Quantitative Analysis of the Delta-t Approach for Estimating Convective Mass Flux Using Ground Radar Observations

The upcoming NASA Earth Venture Mission named INvestigation of Convective UpdraftS (INCUS) will deploy three Ka-band radars in space with consecutive temporal sampling of 30, 90, and 120 seconds to provide the first spaceborne estimates of convective mass flux (CMF) across the global tropics. Such sampling is based on the ‘delta-t’ principle that the change in reflectivity over short time scales is related to the CMF within a convective system. While this idea is fundamentally based on the equations of the evolution of momentum and condensate in clouds and is supported by model simulations, investigations of the relationship between CMF and delta-t using observations have been scarce due to limited availability of high temporal resolution radar observations. In addition, there are other factors than CMF that can influence the change in reflectivity over short time scales such as horizontal advection and cloud microphysical processes.

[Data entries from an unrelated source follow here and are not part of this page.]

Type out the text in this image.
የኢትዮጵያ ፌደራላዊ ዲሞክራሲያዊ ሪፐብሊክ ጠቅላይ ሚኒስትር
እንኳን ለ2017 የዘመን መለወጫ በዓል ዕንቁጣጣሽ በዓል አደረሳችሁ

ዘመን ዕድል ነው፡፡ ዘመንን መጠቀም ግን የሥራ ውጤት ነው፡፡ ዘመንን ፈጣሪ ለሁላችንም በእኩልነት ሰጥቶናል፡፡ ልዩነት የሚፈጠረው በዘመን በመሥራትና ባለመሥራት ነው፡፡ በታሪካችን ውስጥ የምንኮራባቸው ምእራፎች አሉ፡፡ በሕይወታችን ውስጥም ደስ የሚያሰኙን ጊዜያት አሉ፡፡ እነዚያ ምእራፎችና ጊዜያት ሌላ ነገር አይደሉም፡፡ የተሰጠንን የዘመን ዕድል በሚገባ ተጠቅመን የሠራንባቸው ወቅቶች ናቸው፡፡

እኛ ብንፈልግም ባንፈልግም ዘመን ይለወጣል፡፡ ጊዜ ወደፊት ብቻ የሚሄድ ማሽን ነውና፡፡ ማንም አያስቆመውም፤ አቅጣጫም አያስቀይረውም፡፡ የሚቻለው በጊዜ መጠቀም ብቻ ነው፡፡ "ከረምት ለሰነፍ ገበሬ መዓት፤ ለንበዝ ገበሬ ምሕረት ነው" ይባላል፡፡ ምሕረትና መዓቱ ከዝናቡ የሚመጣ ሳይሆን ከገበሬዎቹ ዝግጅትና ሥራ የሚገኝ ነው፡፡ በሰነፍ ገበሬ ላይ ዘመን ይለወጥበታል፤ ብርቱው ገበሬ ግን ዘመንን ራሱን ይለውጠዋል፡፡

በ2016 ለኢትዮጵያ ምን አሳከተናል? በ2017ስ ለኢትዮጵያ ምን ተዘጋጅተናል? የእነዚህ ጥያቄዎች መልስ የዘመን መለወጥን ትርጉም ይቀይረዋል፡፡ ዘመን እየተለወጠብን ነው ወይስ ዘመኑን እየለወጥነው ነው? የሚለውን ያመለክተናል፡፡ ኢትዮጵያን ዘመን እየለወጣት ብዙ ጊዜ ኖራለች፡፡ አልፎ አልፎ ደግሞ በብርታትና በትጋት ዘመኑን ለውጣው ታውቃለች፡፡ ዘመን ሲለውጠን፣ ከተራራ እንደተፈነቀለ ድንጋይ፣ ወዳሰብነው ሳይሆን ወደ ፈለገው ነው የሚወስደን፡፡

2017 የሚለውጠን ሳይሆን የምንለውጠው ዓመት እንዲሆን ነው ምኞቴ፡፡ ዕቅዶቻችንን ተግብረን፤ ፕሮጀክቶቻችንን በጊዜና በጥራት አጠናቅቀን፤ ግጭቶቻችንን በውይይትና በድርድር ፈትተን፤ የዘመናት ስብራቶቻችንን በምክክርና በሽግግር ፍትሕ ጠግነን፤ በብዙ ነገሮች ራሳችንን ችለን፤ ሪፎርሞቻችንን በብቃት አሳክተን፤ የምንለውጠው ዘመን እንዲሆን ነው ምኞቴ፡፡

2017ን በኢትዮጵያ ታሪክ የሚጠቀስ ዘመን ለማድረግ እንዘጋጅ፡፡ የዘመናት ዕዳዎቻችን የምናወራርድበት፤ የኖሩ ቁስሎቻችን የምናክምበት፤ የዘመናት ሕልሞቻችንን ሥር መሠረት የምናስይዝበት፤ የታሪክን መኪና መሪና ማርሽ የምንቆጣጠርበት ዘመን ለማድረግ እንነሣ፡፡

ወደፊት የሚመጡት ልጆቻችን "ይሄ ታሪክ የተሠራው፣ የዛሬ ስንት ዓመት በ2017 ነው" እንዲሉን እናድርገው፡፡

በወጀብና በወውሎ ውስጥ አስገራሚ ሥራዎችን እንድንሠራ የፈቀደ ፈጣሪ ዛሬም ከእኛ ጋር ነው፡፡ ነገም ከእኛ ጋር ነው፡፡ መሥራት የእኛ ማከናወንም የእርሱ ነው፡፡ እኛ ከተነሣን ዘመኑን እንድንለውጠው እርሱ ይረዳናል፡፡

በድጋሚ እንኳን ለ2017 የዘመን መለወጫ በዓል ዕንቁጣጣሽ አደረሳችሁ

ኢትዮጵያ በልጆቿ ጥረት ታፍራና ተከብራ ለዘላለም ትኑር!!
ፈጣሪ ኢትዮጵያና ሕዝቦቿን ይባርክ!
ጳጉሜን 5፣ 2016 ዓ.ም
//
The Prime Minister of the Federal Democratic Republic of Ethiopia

This study uses ground-based radar observations to analyze the relationship between vertical velocity (w) and the change in reflectivity over different temporal and spatial scales. Specifically, radar scans at high temporal resolution that are co-located with Doppler-derived w estimates are used to examine the role of horizontal advection, changes in microphysics, and w to the derived vertical CMF using the delta-t technique. Innovative sampling using Multisensor Agile Adaptive Sampling (MAAS) during the Department of Energy (DOE) TRACER (Tracking Aerosol Convection Interactions Experiment) and National Science Foundation (NSF) ESCAPE (Experiment of Sea Breeze Convection, Aerosols, Precipitation, and Environment) field campaigns in the summer 2022 near Houston, TX provided convective core-following RHIs at sub-minute time scales thereby facilitating this analysis. The MAAS controlled two C-band radars, the DOE CSAPR-2 radar and the Colorado State University (CSU) CHIVO, which allowed for sampling of isolated convective cores located in optimal locations to derive w using multi-Doppler retrievals. Additionally, high resolution model simulations of a case study from these campaigns are compared to the ground radar estimates of delta-t, w, and convective mass flux, toward the goal of understanding how accurately changes in reflectivity are captured by the model simulations.